2018年02月14日(水) 10時00分配信

たった3皿でおもてなし。

人をよく家に招くフランス人。毎回それは気合を入れて準備をするのかと思いきや、用意するのはどんな場合でも前菜・メイン・デザートのたった3皿。最新刊『フランス人は3皿でもてなす フランス流 始末で温かい暮らし』より、実は手抜き上手なフランス人たちから学ぶ、“がんばらないもてなし”を考えます。

「ここは料理と見栄の発表会?」

日本の「おもてなし」といえば、セレブな人たちが、おしゃれなインテリアの家で、素敵な器を使ったテーブルコーディネートで、手のかかったご馳走をふるまうようなイメージです。言葉は悪いですが、それは、自分がこれだけのものを持っているという“発表会”です。
いずれにしても日本の「おもてなし」は、相手に“与える”ものです。
それにひきかえフランス人は人を家に呼ぶことは、「Recevoir(ルスボワール)」という動詞でフランス語では表します。英語でいう「Receive(レシーブ)」、と同じ。つまり“受け取る”のです。
人が家に来ることは、相手におもてなしを“与える”のではなく、自分が相手の大切な時間を“受け取っている” “いただいている”感覚です。
フランス人と日本人では、人を自分の家に招く感覚がまるで違います。
フランスでは、家に呼ばれたら、こちらも呼び返す習慣があります。「じゃあ、今度はうちに来て」となるべく早い時期に。そうやってお互いの家で食事をしながら、ゆっくりお喋りをすると、温かみのある人間関係が生まれます。それをフランス人はとても大切にするものです。

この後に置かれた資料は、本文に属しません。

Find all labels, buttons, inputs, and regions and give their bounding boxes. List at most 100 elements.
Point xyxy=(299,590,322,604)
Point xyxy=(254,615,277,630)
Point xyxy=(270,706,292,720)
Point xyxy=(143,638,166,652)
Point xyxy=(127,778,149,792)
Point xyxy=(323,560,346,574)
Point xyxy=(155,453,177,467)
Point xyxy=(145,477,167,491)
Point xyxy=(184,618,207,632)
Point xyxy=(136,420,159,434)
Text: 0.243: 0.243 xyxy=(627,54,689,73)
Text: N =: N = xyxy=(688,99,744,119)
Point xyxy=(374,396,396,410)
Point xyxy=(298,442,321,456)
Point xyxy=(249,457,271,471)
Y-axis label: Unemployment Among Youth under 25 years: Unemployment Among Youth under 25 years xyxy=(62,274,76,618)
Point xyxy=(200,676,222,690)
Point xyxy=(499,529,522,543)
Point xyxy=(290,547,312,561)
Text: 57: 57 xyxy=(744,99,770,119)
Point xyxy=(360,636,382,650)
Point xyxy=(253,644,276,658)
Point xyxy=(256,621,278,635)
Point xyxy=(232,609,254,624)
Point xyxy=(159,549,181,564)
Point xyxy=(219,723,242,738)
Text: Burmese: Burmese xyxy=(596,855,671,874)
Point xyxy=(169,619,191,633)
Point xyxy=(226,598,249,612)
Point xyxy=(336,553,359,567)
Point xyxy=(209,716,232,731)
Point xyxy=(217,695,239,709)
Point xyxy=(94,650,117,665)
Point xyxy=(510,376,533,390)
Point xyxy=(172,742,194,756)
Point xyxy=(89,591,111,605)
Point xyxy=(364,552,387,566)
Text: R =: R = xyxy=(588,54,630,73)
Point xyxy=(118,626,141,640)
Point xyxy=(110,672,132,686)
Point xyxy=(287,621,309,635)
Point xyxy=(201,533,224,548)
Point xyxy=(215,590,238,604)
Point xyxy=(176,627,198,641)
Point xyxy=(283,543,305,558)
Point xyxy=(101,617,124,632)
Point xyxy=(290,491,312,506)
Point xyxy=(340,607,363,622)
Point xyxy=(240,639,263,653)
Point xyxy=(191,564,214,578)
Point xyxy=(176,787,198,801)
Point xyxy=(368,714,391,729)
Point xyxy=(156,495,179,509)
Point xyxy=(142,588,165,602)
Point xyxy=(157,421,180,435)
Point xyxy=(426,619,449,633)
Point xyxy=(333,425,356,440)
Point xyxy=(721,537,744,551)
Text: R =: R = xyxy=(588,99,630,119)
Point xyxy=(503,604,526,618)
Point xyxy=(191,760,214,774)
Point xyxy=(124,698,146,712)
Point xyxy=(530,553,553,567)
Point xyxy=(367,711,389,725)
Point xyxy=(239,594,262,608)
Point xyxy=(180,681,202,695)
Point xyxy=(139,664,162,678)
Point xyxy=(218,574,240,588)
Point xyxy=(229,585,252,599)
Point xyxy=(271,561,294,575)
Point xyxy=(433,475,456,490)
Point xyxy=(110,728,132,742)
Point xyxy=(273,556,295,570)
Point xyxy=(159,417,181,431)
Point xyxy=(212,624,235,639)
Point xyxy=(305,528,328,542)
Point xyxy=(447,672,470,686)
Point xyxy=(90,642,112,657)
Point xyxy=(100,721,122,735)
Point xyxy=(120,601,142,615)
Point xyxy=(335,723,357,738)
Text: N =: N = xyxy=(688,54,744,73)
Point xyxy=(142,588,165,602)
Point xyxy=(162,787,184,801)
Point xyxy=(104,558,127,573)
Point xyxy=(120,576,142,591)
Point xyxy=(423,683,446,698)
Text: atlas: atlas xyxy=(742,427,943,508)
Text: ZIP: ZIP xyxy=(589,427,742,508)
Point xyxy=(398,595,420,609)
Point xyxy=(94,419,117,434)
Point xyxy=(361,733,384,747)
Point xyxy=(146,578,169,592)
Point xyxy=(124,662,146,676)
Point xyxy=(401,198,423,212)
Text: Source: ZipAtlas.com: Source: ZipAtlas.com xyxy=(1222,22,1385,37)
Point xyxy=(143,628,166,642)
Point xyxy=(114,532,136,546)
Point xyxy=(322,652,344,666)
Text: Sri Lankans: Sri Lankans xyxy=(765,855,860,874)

この違いがわからなくて、私も昔、失敗をしたことがあります。フランス料理を習い始めたばかりの頃です。フランス人を家に招いて、精一杯のご馳走でもてなしたつもりが、相手に言われてしまいました。「あなたをうちに呼べないわ」って。「こんなにおいしいお料理を出されたら、うちには呼べない」と言われて、私は愚かなことに、そのときは誉められたと思ってしまったのですが違いました。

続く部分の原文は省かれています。